International Warnungen vor Nord Stream 2
Vor dem Bau der Nord Stream 2-Erdgaspipeline durch die Ostsee hatten osteuropäische Länder und die USA immer wieder Bedenken geäußert. Im Jahr 2020 drohten die USA sogar mit Sanktionen gegen beteiligte Unternehmen. Als Reaktion darauf gründete Mecklenburg-Vorpommern eine Stiftung, um den Abschluss des Baus der Leitung für russisches Gas unter ihrem Schutz zu gewährleisten.
Die Nord Stream 2 AG, eine Tochtergesellschaft des russischen Gazprom-Konzerns, hat 20 Millionen Euro in die Stiftung eingebracht. Der Untersuchungsausschuss versucht zu ermitteln, wer die Idee hatte, die Stiftung für Klima- und Umweltschutz Mecklenburg-Vorpommern zu gründen, und ob es möglicherweise eine russische Einflussnahme gab.
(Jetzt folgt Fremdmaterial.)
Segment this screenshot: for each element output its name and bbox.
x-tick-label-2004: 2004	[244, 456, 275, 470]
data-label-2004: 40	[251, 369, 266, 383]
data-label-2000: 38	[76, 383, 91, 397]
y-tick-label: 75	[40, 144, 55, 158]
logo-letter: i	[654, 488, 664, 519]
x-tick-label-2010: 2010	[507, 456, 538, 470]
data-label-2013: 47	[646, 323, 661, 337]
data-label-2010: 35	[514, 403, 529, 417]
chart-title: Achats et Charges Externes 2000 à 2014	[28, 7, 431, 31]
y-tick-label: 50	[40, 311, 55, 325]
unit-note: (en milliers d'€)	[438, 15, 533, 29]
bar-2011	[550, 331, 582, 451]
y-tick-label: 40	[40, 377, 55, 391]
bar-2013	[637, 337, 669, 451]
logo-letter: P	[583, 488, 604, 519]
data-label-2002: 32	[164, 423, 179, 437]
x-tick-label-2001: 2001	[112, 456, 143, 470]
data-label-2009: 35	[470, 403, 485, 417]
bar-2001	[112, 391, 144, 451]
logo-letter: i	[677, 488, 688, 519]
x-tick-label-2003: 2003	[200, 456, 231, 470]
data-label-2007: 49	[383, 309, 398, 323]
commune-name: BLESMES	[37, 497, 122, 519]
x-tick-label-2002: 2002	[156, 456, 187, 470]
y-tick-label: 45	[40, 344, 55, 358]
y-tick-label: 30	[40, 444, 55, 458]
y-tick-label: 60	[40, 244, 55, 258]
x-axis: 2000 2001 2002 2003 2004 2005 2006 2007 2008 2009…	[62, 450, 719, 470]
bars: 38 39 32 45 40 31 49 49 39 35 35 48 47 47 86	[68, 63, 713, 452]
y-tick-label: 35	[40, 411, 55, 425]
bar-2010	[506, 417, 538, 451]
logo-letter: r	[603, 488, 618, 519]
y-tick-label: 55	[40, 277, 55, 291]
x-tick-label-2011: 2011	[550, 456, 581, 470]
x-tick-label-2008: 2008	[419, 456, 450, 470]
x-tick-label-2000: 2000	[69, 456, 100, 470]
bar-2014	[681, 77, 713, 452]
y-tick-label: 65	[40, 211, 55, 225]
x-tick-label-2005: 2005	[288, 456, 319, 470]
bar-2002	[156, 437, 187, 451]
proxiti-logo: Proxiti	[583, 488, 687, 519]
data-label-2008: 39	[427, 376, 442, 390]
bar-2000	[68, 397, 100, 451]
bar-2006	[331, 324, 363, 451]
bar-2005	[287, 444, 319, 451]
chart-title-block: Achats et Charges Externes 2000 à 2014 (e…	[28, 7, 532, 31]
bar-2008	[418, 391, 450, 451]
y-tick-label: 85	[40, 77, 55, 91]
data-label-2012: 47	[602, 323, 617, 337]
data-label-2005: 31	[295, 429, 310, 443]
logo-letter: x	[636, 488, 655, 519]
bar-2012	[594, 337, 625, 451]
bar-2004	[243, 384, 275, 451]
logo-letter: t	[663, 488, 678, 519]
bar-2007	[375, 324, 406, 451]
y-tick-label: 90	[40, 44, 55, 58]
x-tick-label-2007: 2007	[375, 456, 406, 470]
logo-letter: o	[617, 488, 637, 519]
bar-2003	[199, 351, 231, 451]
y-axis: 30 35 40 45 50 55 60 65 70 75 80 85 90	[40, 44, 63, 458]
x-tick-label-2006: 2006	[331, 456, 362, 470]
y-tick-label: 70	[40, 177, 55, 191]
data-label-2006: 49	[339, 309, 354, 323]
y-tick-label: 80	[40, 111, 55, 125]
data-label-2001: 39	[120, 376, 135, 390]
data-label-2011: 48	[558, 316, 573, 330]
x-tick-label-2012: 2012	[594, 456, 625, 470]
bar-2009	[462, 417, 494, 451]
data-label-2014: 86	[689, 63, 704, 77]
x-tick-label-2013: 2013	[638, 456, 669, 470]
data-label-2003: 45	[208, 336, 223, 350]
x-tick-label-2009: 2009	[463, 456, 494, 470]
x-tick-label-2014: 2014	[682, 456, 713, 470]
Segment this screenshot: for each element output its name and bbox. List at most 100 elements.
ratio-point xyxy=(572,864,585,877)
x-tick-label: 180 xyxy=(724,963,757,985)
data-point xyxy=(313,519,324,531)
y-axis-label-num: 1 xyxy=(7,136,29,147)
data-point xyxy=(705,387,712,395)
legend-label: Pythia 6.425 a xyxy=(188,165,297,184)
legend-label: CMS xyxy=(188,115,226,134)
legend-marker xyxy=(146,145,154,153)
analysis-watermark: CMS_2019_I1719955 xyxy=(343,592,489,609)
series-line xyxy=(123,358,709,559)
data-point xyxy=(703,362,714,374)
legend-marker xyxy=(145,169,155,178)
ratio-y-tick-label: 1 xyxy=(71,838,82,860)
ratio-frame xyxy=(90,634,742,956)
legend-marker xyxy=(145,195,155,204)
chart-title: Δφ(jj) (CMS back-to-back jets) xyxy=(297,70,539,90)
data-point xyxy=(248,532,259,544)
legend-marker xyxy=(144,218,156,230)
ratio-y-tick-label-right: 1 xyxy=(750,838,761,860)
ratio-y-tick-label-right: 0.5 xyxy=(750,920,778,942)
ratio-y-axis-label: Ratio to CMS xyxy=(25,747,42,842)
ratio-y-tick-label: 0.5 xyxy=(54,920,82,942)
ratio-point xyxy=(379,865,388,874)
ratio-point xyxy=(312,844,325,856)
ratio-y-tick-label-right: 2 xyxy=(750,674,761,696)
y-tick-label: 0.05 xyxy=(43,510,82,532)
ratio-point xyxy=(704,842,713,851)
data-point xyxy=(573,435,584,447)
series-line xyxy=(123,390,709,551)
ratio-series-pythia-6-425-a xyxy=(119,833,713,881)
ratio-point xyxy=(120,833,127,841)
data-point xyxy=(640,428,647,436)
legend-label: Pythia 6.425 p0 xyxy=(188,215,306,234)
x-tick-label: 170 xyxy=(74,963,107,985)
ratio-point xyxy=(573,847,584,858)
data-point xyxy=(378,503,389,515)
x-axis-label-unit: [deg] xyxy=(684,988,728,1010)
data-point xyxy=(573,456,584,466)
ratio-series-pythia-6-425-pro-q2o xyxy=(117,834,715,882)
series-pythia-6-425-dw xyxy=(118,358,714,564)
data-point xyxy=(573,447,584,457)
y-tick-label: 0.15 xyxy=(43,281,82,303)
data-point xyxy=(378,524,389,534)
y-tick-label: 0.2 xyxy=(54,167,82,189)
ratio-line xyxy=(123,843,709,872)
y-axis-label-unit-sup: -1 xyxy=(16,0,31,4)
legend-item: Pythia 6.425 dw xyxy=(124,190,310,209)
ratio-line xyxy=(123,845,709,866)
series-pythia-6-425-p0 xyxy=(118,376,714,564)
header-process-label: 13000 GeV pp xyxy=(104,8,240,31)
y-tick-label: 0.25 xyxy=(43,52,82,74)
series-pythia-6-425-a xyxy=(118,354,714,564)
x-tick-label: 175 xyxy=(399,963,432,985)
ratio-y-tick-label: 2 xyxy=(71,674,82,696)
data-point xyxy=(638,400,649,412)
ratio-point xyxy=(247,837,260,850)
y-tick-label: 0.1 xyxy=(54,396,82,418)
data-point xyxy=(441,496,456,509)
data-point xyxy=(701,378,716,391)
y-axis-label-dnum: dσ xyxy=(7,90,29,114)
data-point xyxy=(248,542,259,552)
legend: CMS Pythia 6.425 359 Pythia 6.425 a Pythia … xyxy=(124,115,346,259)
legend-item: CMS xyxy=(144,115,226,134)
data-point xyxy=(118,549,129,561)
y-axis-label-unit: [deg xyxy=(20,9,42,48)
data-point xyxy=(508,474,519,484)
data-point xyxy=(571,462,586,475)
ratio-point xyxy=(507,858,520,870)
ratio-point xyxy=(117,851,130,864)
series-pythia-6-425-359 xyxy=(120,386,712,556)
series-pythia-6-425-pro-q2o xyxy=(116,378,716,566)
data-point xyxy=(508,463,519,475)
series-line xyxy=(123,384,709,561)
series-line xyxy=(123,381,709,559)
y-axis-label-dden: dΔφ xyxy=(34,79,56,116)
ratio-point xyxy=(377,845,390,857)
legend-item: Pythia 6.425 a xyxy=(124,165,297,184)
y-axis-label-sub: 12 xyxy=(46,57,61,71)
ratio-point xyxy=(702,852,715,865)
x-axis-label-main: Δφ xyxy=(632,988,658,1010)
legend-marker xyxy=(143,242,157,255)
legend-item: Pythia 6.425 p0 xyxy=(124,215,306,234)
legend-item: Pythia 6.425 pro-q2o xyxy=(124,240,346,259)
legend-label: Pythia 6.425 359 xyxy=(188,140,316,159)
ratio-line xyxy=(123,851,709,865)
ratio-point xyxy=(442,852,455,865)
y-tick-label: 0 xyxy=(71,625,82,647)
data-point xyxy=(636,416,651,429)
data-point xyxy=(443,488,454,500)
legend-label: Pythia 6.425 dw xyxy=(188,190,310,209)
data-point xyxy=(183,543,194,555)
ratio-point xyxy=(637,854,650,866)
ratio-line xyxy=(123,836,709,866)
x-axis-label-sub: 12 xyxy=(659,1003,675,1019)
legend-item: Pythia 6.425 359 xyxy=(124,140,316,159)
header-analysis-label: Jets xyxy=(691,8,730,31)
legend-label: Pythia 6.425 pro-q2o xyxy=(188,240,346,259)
Scholz sagte, die Bundesregierung sei von der Landesregierung MV über die Stiftungsgründung informiert worden, die Anfang 2021 nach einem Beschluss des Schweriner Landtags vollzogen wurde. Es habe seitens des Bundes keine intensive Beschäftigung damit gegeben. «Das war eine Angelegenheit von Mecklenburg-Vorpommern.»
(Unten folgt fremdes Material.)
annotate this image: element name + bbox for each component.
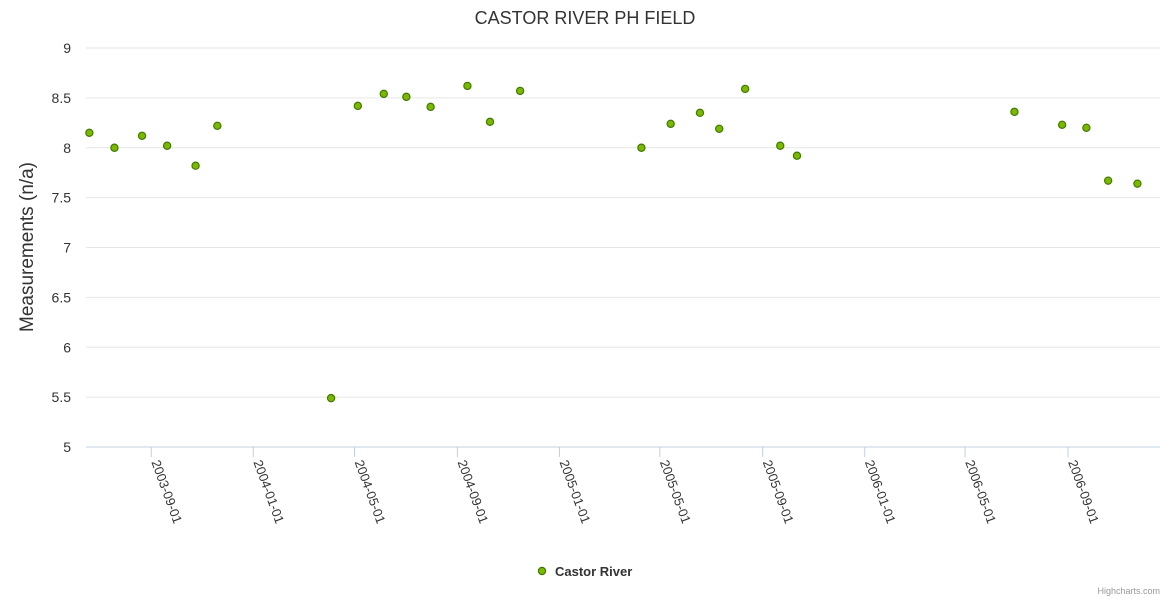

Brief an US-Finanzminister Mnuchin wegen Sanktionen
Durch die Unterstützung der Stiftung wurde der Bau der Pipeline abgeschlossen. Laut Scholz hat sich auch die Bundesregierung bemüht, Sanktionen zu vermeiden. Der damalige Bundesfinanzminister und Vizekanzler, der 67-jährige Scholz, berichtete, dass er einen Brief an den früheren US-Finanzminister Steven Mnuchin geschrieben habe.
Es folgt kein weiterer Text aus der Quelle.